Pletcher was recognized for enhancing diversity through her work with the college's students, families and faculty. 

"Kathy Pletcher joined the Office for Undergraduate Education in 1994. At that time, the concept of cultural diversity was understood in the office of Dr. William Henson, where Kathy began her career as a receptionist," said Audrey Maretzki, professor emeritus of food science and nutrition, a nominator.

"Kathy realized how important it was for her to assist Dr. Henson in creating a welcoming environment for students as well as their parents. Although Kathy may not readily identify herself as a Native American, she clearly understands, appreciates and advocates for cultural diversity."

Pletcher is a member of the Penn State Commission on Racial and Ethnic Diversity and serves on the commission's team to provide a staff development symposium this fall for diverse staff. Pletcher, a Native American, also has volunteered to help in the planning of a major Native American diversity event funded by the Office of the Vice Provost for Educational Equity.

In 2011, Pletcher volunteered to plan and execute a project related to the College of Agricultural Sciences' strategic diversity goal to make the Office for Undergraduate Education more visually attractive and diverse in both gender and ethnicity. She created photo collages that illustrated each of the academic majors in the college and highlighted the visual diversity (culture, nationality, gender and age) among the student body. 

Pletcher also played an important role in supporting a cultural engagement course that enables Penn State students to learn from the Ojibwe on the Red Lake, Leech Lake and White Earth reservations in northern Minnesota about their ceremonies, lifestyles and indigenous ways of knowing.

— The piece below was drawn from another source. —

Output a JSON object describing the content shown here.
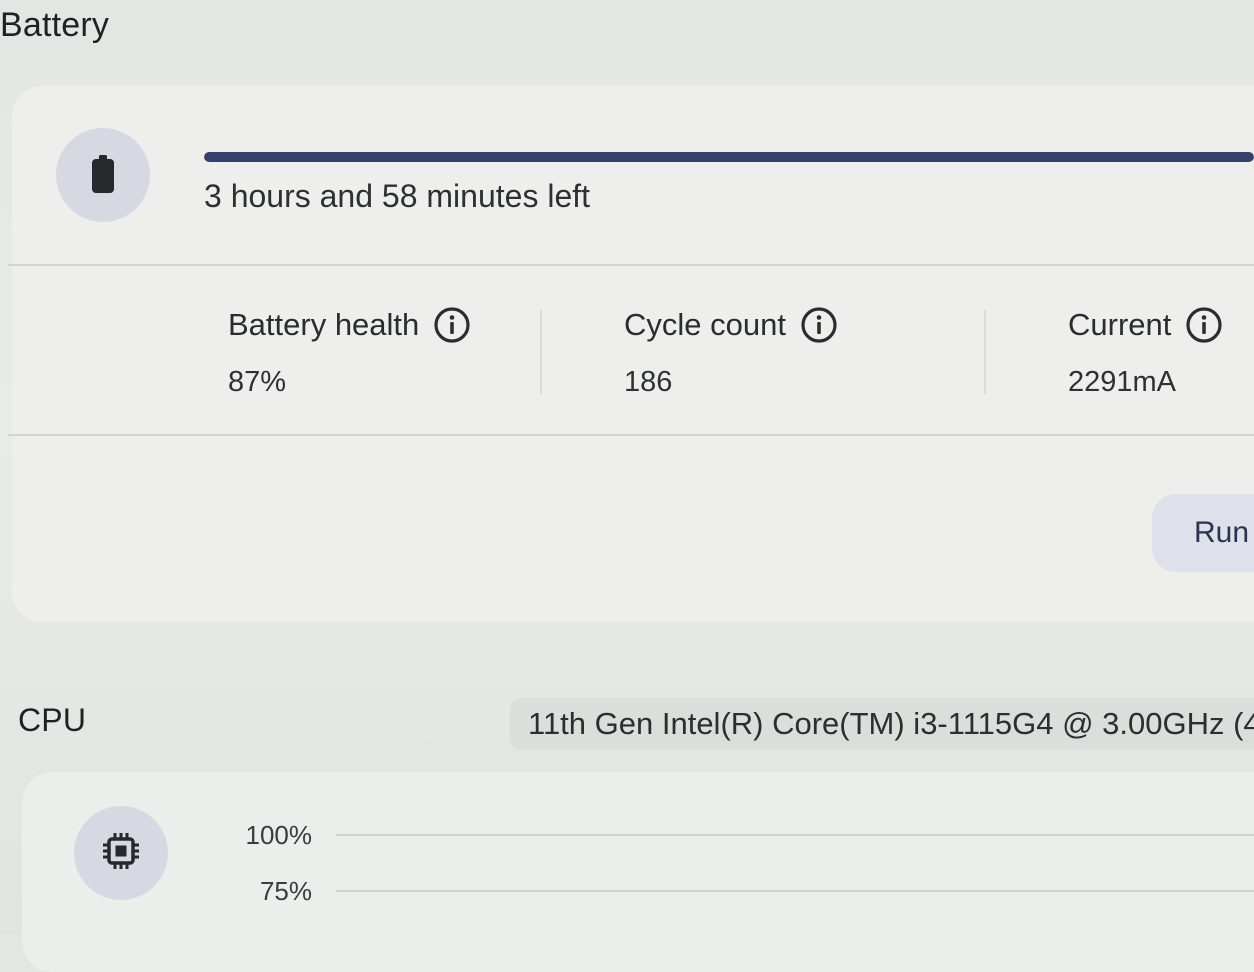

She has promoted its educational value, has encouraged student enrollment, and was instrumental in establishing it as a permanent course in May 2015.

She also assisted Madison Miller, a 2016 graduate and past president of the Student Society for Indigenous Knowledge, with her Schreyer honors thesis, which focused on designing a high school Native American curriculum based on the input of Native American faculty, staff and students at Penn State. Pletcher provided information about educational experiences of three generations of her Ojibwe family.